In second year I signed up for far more at Fresher’s fair, just as even if you don’t end up doing all of them, or you find that dance-yoga-juggle to Taylor Swift isn’t actually for you then you’ve lost nothing. It’s just fun ways to meet lots of different people.
Leave your room/flat at least once a day.
Staring at the same four walls is never going to be healthy for you, even if you are hungover and need to sleep at least leave your room once to go to the kitchen.
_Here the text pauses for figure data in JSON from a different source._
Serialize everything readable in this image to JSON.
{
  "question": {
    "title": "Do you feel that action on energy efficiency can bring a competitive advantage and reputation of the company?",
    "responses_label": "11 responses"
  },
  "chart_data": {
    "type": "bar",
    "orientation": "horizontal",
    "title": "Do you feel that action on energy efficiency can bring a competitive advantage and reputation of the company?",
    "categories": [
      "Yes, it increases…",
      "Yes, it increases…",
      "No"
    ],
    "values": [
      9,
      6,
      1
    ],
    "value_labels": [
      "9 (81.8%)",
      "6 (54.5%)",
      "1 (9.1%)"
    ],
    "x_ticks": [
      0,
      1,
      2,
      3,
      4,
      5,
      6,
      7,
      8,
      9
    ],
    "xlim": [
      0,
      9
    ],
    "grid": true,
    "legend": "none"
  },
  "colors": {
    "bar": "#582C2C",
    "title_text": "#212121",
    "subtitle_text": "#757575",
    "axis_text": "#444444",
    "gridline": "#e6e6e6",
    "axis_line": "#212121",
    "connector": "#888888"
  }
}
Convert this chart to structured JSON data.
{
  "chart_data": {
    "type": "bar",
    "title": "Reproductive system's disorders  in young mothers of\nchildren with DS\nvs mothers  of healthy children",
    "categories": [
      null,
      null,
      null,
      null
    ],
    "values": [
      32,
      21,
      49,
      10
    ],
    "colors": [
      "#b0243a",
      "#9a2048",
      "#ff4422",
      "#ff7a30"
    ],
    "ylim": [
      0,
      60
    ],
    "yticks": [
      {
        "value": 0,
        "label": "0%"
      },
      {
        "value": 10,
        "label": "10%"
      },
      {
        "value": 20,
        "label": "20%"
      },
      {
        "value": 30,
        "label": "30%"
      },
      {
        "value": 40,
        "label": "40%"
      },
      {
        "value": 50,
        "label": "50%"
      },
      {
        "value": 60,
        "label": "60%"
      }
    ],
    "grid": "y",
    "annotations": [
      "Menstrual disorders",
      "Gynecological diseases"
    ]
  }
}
If you’re feeling more adventurous then get the bus into town with your friends, or just talk a walk on campus to your friends flat so you’re out and doing something.
Be kind to yourself.
If things don’t go the way you planned then don’t beat yourself up – whether that’s grades, work, friends, societies – don’t be disheartened if university life doesn’t go the way you thought it would straight away.
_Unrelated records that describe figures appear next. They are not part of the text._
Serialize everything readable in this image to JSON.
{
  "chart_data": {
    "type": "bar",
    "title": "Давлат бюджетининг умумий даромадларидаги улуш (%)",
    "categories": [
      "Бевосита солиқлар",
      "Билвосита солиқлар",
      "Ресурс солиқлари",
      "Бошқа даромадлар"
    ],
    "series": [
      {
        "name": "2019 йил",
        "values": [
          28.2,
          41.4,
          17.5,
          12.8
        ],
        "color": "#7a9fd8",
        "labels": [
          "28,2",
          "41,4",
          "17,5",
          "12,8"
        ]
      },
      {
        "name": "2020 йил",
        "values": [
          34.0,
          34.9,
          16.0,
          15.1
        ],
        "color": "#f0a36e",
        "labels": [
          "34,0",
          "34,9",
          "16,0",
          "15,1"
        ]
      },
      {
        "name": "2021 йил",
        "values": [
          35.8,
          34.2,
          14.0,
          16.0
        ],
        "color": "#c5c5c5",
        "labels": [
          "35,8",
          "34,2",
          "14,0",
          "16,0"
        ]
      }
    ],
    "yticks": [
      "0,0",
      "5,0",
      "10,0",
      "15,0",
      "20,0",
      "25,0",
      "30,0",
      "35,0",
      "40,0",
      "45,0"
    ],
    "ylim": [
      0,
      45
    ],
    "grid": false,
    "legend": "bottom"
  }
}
It will either work itself out, or you’ll end up finding something better than you originally expected and embrace that.
Everyone is in the same boat.
You miss your family, you miss someone cooking for you, you’re not sure the course or university or the accommodation is right for you. Shall I continue? You miss friends from home, your grades aren’t going well, the work is hard and you thought you could drink a lot, but everyone can drink you under the table. Honestly everyone will have at least one thought or feeling that you do.
You won’t be a fresher forever.
Next year you will know exactly what’s going on and have friends to support out. There’s a lot more to be certain of once you’ve got through first year and I personally found that comforting.
Also, your following years will count towards your end grade so go out and socialise more than you normally would, and worry less about your work. Basically take a go hard or go home approach to everything. I did and it was great, exhausting, but great.
Use social media to find potential friends at University.
After my previous post about how bad social media can sometimes make you feel (you can read it here) I have to say this is probably the most important tip.
Universities are brilliant at using social media to inform you about societies, fresher’s week, your accommodation, your college or university set up. Before I came to university I had spoken to 10 out of my 12 flat mates for several weeks before arriving, so I had an idea of who everyone was.
I also found people on my course who lived either in my college or nearby colleges and that started a group chat (everything you do at uni will have a group chat).
Message your seminar pals
I’ve also found that sending a FB message to someone in your seminar or society can make a HUGE difference. If you’re anxious or awkward about making new friends in person, or if it reaches second term and everyone has already consolidated friendships and you feel like you haven’t.
You will bond over the fact that you haven’t done the reading, you don’t know what you’re doing and you’re not sure where your student loan has gone.
Make friends with your flatmates
You new flatmates are your new family. Get to know them, make an effort, get them out of bed when they cba, they’ll thank you for it later. It’s an amazing and unique experience living with brand new people and the friendships you form will create brilliant, mad and ridiculous stories that you will tell for years to come.
How was your first year at University?